PLACE DE LA LOI

Objectif

Sur une idée originale de l'APCEJ (Association pour la promotion de la citoyenneté des enfants et des jeunes) et de Jean-Pierre Rosenczveig, ancien président du tribunal pour enfants de Bobigny.

Le jeu est un vecteur ludique et participatif qui permet de créer le dialogue autour des questions de droits et devoirs à l'école, dans la famille, dans la vie quotidienne et de citoyenneté.


L'école, la famille, la citoyenneté et la vie quotidienne en 200 questions-réponses.

Contenu

C'est la veille du bouclage au journal du collège, panique à bord, le numéro spécial sur «La journée citoyenne» n’est pas encore bouclé.
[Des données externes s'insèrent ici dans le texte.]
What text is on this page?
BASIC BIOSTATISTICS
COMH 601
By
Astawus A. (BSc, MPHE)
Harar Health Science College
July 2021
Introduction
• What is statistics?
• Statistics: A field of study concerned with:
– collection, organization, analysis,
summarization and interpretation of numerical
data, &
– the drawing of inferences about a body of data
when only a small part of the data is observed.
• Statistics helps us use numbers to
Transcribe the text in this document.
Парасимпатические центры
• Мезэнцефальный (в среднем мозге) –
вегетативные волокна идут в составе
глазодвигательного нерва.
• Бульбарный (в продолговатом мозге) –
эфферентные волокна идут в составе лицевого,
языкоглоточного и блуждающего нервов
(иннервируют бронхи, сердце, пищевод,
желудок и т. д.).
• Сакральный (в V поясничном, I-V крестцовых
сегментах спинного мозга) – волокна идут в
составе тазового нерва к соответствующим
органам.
Or les quatre experts de la loi - le maire, la principale du collège, le commissaire de police et la juge - n'ont toujours pas répondu à leur interview !  Vous êtes un jeune journaliste et devez rencontrer toutes ces personnes rapidement, la course à l'info commence !

Modalité d'intervention

Un juriste intervient sur une séance de deux heures .

Les jeunes sont réunis par équipes de 4. comme tout jeu de plateau on lance le dé on avance et on répond à la question on gagne des points...

La présence du juriste permet d'expliquer clairement  les notions de droits et devoirs, pour les faire  accepter et les faire appliquer.  d'échanger sur les grands principes de la justice et leur lien avec le règlement intérieur et la vie de l’établissement.  de faire réfléchir sur l' intérêt personnel de l’intérêt collectif. – Valoriser la discussion, le débat .

PUBLIC

A partir de 9 ans .

L'intervention est adaptée en fonction de l'âge des jeunes.

Les juristes de l'association mettent en place des sessions de formation à l'animation du jeu auprès des professionnels,n'hésitez pas à vous renseigner.

Jeu vendu par l'association APCEJ 

Pour acquérir le jeu
170 ko
bon_de_commande2018.pdf

Echanger plus qu’apprendre

En jouant à Place de la Loi Junior, on apprendra donc des choses utiles et parfois drôles, mais surtout on échangera et on discutera. Par exemple, quels sont les droits et les devoirs d’un mineur ? existe-t-il un Défenseur des enfants ? que convient-il de faire lorsqu’on est victime ou témoin d’une agression ou d’un acte raciste ? On passera de l’anecdotique (quand commence le tapage nocturne) au fondamental (un responsable de club peut-il demander à un sportif d’enlever son anneau de piercing, si les professeurs sont notés comme les élèves, etc.) et au plus fondamental (un enfant peut-il choisir sa religion, demander à être entendu par un juge ou manifester ? peut-on aller en prison avant 18 ans ? etc.)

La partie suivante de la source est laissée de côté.